The pathological effects of virus infection in honey bees can be obvious, such as emerging honey bees with wing deformities due to infection by DWV. Honey bee viruses can also persist at high levels in individuals with no apparent symptoms of disease [21]; however, less discernable impacts of virus infection in honey bees are known to exist, such as reduction in life expectancy and foraging success [26]. Presently, the pathological effects of MV on honey bees and wasps is unknown and it is unclear how long MV has been circulating. As a result, the impact of this virus on honey bee and wasp populations cannot be gauged; however, the discovery of its replication in honey bees flags it up as an entity that warrants further investigation. Whilst the incidence of the replicative form in honey bees was very low, we do not know enough about the seasonal fluctuations in MV occurrence to ascertain whether this could just be an artifact of sampling. Interestingly, incidence of MV, as assessed by the standard assay, was higher later in the season, potentially indicating some seasonality of virus incidence. A more detailed analysis of MV loads in different hosts to further understand population dynamics of this virus and the mechanisms of viral emergence is required to confirm this.
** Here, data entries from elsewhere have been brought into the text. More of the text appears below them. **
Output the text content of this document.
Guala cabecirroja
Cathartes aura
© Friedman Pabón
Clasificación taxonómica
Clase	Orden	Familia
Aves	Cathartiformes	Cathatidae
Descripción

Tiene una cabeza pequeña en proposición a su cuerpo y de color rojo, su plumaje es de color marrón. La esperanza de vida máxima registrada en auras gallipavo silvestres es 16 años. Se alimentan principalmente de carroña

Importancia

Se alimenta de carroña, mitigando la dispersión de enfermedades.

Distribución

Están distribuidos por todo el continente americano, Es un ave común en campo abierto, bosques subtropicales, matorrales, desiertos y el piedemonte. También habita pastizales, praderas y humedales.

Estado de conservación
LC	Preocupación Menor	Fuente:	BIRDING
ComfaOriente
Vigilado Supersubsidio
Multiple variants of MV were detected in this study as seen with various other honey bee/insect viruses, demonstrating that MV exists as a viral quasispecies. The sequences derived for MV from V. crabro and UK honey bees were more similar to the sequence from Vs. pensylvanica on Big Island, Hawaii, compared to geographically closer Belgium MV sequences from V. velutina. The MV sequences from UK Vs. vulgaris samples were different to other UK sequences found in the other species (with the exception of the replicative MV in A. mellifera). This could suggest that MV variants circulating have some host specificity; however, more data would be required to support this hypothesis. This may be true in other virus/host systems with, Aphid lethal paralysis virus (ALPV), a virus originally characterized as an infectious agent of the aphid, Rhopalosiphum padi [27], existing as a viral quasispecies, with two novel ALPV variants reported from non-aphid insect hosts, as well as a variant presently only found in honey bees [28].
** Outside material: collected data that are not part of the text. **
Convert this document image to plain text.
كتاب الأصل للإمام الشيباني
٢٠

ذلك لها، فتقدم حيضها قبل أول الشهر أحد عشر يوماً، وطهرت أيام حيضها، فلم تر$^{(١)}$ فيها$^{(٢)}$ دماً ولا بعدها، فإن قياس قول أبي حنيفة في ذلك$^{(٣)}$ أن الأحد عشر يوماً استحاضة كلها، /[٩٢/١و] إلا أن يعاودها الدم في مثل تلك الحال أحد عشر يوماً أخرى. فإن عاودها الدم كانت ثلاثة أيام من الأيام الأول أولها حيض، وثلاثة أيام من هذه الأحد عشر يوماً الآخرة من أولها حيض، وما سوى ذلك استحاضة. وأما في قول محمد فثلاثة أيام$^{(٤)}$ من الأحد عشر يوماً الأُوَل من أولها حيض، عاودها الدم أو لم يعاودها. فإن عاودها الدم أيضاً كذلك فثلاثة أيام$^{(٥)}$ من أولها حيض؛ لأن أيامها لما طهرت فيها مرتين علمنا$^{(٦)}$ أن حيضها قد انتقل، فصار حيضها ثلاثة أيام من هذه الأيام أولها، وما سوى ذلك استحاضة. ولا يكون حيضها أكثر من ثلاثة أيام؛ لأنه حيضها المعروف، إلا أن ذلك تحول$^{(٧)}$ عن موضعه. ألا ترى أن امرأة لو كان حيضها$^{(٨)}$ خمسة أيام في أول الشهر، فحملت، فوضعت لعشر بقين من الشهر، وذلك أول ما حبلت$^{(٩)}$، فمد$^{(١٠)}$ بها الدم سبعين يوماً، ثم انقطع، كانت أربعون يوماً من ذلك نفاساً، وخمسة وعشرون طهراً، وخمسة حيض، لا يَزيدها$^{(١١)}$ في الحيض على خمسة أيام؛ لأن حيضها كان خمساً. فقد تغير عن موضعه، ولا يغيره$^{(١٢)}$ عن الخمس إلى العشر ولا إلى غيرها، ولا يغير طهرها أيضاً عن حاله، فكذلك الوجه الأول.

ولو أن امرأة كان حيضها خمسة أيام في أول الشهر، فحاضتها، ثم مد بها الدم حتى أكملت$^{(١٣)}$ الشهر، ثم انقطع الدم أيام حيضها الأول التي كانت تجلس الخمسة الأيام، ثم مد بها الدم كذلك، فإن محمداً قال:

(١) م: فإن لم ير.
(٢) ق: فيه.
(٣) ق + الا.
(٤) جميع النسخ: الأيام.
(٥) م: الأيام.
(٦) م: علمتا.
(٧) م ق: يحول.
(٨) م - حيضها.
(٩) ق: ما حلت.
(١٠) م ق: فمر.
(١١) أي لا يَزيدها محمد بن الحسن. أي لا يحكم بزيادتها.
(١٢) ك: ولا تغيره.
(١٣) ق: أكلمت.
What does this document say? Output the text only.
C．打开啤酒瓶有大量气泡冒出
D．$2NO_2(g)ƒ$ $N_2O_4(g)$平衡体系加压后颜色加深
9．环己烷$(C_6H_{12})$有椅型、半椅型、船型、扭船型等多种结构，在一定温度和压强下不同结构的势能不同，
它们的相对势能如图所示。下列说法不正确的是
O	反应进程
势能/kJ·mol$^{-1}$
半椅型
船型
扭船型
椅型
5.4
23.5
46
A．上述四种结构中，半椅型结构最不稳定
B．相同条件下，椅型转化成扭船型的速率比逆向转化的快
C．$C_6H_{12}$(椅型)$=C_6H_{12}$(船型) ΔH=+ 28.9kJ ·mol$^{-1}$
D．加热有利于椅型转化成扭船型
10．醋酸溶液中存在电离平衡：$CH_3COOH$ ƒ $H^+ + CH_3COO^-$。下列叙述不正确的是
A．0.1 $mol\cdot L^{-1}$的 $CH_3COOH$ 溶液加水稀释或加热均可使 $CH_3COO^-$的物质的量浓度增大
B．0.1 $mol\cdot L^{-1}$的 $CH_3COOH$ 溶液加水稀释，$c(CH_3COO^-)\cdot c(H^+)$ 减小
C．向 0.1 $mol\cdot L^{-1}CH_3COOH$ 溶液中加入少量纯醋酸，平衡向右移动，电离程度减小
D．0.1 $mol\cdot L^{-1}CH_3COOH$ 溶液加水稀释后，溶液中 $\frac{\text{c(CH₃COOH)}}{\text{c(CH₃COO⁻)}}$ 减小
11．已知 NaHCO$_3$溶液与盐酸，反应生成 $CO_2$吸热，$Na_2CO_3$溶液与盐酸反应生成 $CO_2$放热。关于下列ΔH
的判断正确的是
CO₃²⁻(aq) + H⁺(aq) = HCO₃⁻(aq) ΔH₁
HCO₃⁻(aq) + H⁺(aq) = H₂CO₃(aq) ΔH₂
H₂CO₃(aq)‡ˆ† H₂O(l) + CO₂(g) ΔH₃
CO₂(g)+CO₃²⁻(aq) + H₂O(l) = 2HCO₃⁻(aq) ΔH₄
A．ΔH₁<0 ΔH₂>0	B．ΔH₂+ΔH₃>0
The MV sequence detected in A. mellifera using the standard screening assay was not the same as the sequence detected in the negative sense assay, which was identical to the Vs. vulgaris MV sequence. Whist more data is required to verify, this could indicate that only certain variants are able to replicate in multiple hosts or it could be a limitation of Sanger sequencing, which is not able to capture the full diversity of a viral quasispecies. One sequence detected in the standard assay from a honey bee sample and also the V. velutina Jersey sequence did have an amino acid substitution showing that nucleotide substitutions may manifest in changes in protein sequence which could ultimately have an effect on viral epidemiology.
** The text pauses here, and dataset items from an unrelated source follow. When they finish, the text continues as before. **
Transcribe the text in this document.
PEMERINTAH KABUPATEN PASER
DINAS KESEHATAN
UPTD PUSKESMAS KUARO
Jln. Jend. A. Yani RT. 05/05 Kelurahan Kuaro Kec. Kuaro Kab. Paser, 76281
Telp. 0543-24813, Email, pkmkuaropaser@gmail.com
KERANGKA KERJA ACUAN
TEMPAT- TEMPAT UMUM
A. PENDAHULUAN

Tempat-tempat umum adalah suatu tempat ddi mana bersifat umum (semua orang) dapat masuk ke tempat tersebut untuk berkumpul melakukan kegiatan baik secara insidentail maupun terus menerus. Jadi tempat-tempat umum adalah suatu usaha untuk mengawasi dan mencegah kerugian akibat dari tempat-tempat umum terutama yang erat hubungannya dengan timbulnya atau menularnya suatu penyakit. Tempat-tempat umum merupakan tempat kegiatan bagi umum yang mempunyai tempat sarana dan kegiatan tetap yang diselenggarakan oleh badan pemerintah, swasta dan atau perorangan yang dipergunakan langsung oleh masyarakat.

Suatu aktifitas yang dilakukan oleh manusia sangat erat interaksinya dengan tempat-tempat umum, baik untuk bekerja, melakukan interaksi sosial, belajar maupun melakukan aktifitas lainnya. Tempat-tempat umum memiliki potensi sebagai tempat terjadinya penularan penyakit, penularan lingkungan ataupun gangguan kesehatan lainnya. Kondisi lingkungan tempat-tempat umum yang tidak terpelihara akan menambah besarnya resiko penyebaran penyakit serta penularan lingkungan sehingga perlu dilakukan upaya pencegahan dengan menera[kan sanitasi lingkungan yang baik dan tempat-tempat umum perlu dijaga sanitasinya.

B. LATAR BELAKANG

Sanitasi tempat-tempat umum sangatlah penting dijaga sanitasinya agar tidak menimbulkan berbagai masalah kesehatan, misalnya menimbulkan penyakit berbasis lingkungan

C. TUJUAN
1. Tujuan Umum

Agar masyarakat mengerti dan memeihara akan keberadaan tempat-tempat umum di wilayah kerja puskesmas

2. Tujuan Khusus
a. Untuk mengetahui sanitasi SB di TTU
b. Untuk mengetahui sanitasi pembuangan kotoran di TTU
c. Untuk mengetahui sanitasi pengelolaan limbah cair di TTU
This study illustrates the complexity of these RNA virus systems, with MV potentially being transmitted between honey bees, and the Vespidae. Whilst the different species may only be carriers of various RNA viruses, ultimately the virus could adapt to new hosts and pathological effects may emerge. Increases in the number of cross species viral transmission routes, such as from the introduction of invasive species, raises the possibility of newly mutated forms re-emerging. We have highlighted the importance of the Vespidae as another factor within the RNA virus matrix that circulates in and around honey bees. With continually mutating virus quasispecies, new emerging infections are always possible, especially when they are crossing the species boundary. The challenge for the honey bee community is anticipating and limiting such outbreaks.